2.24训练赛
A.P1127 词链
以字母为节点,单词为边建图,求无向图字典序最小的欧拉路径。
#include <bits/stdc++.h>
#define fu(a, b, c) for (ll a = b; a <= c; a++)
#define fd(a, b, c) for (ll a = b; a >= c; a--)
#define mx(a, b) a = max(a, b)
#define mn(a, b) a = min(a, b)
#define all(x) x.begin(), x.end()
#define sz(x) ll(x.size())
#define f first
#define s second
using namespace std;
using LL = __int128;
using ll = long long;
using ld = long double;
using pll = pair<ll, ll>;
using pii = pair<int, int>;
using psi = pair<string, int>;
using pdd = pair<double, double>;
constexpr int N = 'z' + 1;
int n, m, u, v, s, in[N], out[N];
vector<psi> g[N];
stack<string> st;
inline bool ck() {
int c = 0;
fu(i, 'a', 'z') {
if (in[i] ^ out[i]) {
++c;
if (out[i] == in[i] + 1)
s = i;
}
}
return !c || c == 2;
}
inline void dfs(int u) {
while (sz(g[u])) {
auto [s, v] = g[u].back();
g[u].pop_back(), dfs(v);
st.emplace(s);
}
}
int main() {
ios::sync_with_stdio(0), cin.tie(0);
cin >> n;
fu(i, 1, n) {
string s;
cin >> s, g[s[0]].emplace_back(s, s.back());
++out[s[0]], ++in[s.back()];
}
if (!ck())
return cout << "***", 0;
fu(i, 'a', 'z') {
sort(all(g[i]), greater<psi>());
if (!s && sz(g[i]))
s = i;
}
dfs(s);
if (sz(st) ^ n)
return cout << "***", 0;
while (sz(st))
cout << st.top() << " ."[sz(st) > 1], st.pop();
}
B.P1129 矩阵游戏
显然是个二分图。
import io
import os
input = io.BytesIO(os.read(0, os.fstat(0).st_size)).readline
t = int(input())
for i in range(t):
n = int(input())
m = [[0] * n for i in range(n)]
for i in range(n):
m[i] = list(map(int, input().split()))
f, r = [-1] * n, 0
def dfs(x):
for i in range(n):
if m[x][i] and not u[i]:
u[i] = 1
if not ~f[i] or dfs(f[i]):
f[i] = x
return 1
return 0
for i in range(n):
u = [0] * n
r += dfs(i)
print('No' if r ^ n else 'Yes')
C.P1128 求正整数
剪枝搜索+高精。
from math import sqrt
P = [2, 3, 5, 7, 11, 13, 17, 19, 23, 29, 31, 37, 41, 43, 47]
ans = 0
def dfs(n, m=1, p=0):
global ans
if ans and m >= ans:
return
if n == 1:
ans = min(ans, m) if ans else m
return
r = int(sqrt(n))
f = 0
for i in range(2, r + 1):
if not n % i:
j = n // i
dfs(j, m * P[p] ** (i - 1), p + 1)
dfs(i, m * P[p] ** (j - 1), p + 1)
f = 1
if not p or not f:
dfs(1, m * P[p] ** (n - 1), p + 1)
n = int(input())
dfs(n)
print(ans)
D.P4043 支线剧情
有向图,每条边最小覆盖一次,可以用最小费用可行流解。
#include <bits/extc++.h>
#include <bits/stdc++.h>
#define fu(a, b, c) for (int a = b; a <= c; a++)

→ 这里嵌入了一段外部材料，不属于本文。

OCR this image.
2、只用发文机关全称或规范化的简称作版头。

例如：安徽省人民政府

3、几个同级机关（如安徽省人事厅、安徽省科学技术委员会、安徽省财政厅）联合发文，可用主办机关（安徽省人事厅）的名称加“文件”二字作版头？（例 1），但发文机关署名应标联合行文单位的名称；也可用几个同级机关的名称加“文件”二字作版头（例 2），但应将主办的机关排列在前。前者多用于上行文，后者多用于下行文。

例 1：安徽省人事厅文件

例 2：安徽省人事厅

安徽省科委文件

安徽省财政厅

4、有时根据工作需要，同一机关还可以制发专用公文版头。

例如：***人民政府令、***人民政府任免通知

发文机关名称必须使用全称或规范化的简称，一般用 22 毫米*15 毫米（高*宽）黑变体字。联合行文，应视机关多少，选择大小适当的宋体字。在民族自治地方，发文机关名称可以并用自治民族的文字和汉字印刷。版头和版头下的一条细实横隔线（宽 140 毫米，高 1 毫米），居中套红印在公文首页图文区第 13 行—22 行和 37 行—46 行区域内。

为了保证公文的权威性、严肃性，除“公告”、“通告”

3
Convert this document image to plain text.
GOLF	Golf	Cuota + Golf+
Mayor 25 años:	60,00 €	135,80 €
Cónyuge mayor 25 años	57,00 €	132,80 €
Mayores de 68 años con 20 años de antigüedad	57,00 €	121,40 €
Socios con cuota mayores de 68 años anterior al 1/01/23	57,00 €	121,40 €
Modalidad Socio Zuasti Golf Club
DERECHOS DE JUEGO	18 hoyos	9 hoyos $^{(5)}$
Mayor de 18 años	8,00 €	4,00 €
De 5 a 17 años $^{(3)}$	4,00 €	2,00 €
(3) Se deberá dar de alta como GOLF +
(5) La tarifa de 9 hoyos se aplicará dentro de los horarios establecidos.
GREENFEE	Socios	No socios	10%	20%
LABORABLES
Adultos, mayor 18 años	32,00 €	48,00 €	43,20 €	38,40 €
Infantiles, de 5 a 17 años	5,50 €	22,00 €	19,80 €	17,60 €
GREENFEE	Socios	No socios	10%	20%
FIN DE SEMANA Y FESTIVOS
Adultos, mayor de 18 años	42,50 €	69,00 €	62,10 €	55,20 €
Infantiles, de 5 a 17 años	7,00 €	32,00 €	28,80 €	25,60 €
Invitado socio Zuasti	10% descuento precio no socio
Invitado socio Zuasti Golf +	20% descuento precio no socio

#define fd(a, b, c) for (int a = b; a >= c; a--)
#define mx(a, b) a = max(a, b)
#define mn(a, b) a = min(a, b)
#define sz(a) int(a.size())
#define f first
#define s second
using namespace __gnu_pbds;
using namespace std;
using pii = pair<int, int>;
constexpr int N = 310, M = 1.2e4;
int n, m, t, cnt = 1, C;
int he[N], h[N], d[N], dif[N];
pii p[N];
struct edge {
int v, f, c, ne;
} e[M];
inline void add(int u, int v, int f, int c) {
e[++cnt] = {v, f, c, he[u]}, he[u] = cnt;
e[++cnt] = {u, 0, -c, he[v]}, he[v] = cnt;
}
bool dij() {
__gnu_pbds::priority_queue<pii, greater<pii>> q;
memset(d + 1, 60, t * sizeof d[0]);
decltype(q.push({0, 0})) pt[t + 1]; // 用于修改的迭代器
q.push({0, 0});
while (sz(q)) {
auto [val, u] = q.top();
q.pop();
for (int i = he[u]; i; i = e[i].ne) {
int v = e[i].v, nc = val + e[i].c + h[u] - h[v];
if (e[i].f && nc < d[v]) {
d[v] = nc, p[v].f = u, p[v].s = i;
if (pt[v] == 0)
pt[v] = q.push({d[v], v});
else
q.modify(pt[v], {d[v], v});
}
}
}
return d[t] < 1e9;
}
int main() {
ios::sync_with_stdio(0), cin.tie(0);
cin >> n, t = n + 1;
int v, w;
fu(i, 1, n) {
cin >> m, dif[i] -= m; // 入边容量下界与出边容量下界之差
fu(j, 1, m) {
cin >> v >> w, ++dif[v];
add(i, v, M, w), C += w;
}
if (i ^ 1)
add(i, 1, M, 0);
}
fu(i, 1, n) if (dif[i] > 0) add(0, i, dif[i], 0);
else if (dif[i] < 0) add(i, t, -dif[i], 0);
while (dij()) {
m = 1e9;
fu(i, 1, t) h[i] += d[i];
for (int i = t; i; i = p[i].f)
mn(m, e[p[i].s].f);
for (int i = t; i; i = p[i].f)
e[p[i].s].f -= m, e[p[i].s ^ 1].f += m;
C += m * h[t];
}
cout << C;
}
E.P5824 十二重计数法
有\(n\)个球和\(m\)个盒子,要全部装进盒子里。
I:球之间互不相同,盒子之间互不相同,每个球都有\(m\)个选择即\(m^n\)
II:球之间互不相同,盒子之间互不相同,每个盒子至多装一个球,第\(i\)个球有\(m-i+1\)个选择,
即\(\mathrm A(m, n) = m^{\underline n}\)(下降幂)。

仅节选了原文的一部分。